Huge. Huge. That race was just a shot in the dark, but it’s good to have it. It’s a little mellower track, you get three starts, you get to see where you are at. I was able to get a holeshot in the first one and that probably surprised a few people, but I faded back in the first one. I tried some things in the next two, but wasn’t able to connect with it. I’m going to be super excited to go racing once we get through November and December. It’s a great bike, but I just have to get used to it. The way it reacts and handles is just completely different and it takes time to get comfortable with that. You have to have the confidence in it so you can get into a not-perfect situation, and you can get out of it. That’s what racing is all about. You can do so many perfect laps, but when you have someone in front of you and someone behind you, and someone wants to dive bomb you in every turn, and they’re getting so aggressive you’re about to go number-plate to number-plate head on coming out of a turn, that’s when things change. I don’t know how or why people are able to drive it in there that deep on you, but that’s the kind of stuff that goes on at Monster Cup sometimes.
Last thing, an update on the El Chupacabra Ranch down there. How’s it going?
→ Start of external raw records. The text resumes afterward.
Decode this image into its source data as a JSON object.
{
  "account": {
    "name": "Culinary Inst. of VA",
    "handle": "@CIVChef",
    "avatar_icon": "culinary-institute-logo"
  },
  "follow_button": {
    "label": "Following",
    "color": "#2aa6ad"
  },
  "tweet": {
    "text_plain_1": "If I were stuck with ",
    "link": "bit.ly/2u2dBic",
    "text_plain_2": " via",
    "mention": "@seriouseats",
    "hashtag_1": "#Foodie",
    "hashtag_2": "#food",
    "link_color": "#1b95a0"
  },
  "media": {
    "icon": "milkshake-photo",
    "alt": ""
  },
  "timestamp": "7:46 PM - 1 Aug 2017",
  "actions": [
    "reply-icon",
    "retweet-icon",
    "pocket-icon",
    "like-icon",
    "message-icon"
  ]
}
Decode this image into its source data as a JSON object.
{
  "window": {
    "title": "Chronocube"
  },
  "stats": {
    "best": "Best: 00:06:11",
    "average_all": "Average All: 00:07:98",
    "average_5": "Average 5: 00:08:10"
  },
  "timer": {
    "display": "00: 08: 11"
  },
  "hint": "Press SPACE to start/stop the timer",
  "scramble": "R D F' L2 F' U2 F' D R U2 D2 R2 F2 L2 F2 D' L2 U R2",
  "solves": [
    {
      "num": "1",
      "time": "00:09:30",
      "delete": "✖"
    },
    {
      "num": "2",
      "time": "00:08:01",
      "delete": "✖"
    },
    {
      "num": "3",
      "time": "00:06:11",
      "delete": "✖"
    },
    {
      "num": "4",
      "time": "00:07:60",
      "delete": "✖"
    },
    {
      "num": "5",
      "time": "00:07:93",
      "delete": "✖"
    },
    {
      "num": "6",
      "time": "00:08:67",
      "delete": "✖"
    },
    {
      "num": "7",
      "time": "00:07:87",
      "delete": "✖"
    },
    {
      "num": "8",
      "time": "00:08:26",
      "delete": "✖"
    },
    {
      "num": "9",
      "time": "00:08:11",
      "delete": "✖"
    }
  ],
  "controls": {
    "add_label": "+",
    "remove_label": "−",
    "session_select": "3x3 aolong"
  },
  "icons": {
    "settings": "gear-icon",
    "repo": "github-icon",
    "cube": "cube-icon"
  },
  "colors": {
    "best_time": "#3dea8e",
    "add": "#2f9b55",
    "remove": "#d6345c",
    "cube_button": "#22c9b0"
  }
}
Yeah we’re about 18 months in. We’ve had a few setbacks, but it’s so much fun. This is what I like to do, we’re working all the time, and the way I look at it is I’m just reinvesting in myself, and when I’m done racing someone else will get to enjoy it, too.
Oh, wait, are we talking selling sometime down the road? Is this the stock market again?
Maybe. Maybe I’ll open up some shares and let you in on it. But I can’t tell you everything because that would be inside trading. But I’ll let you in on a few things.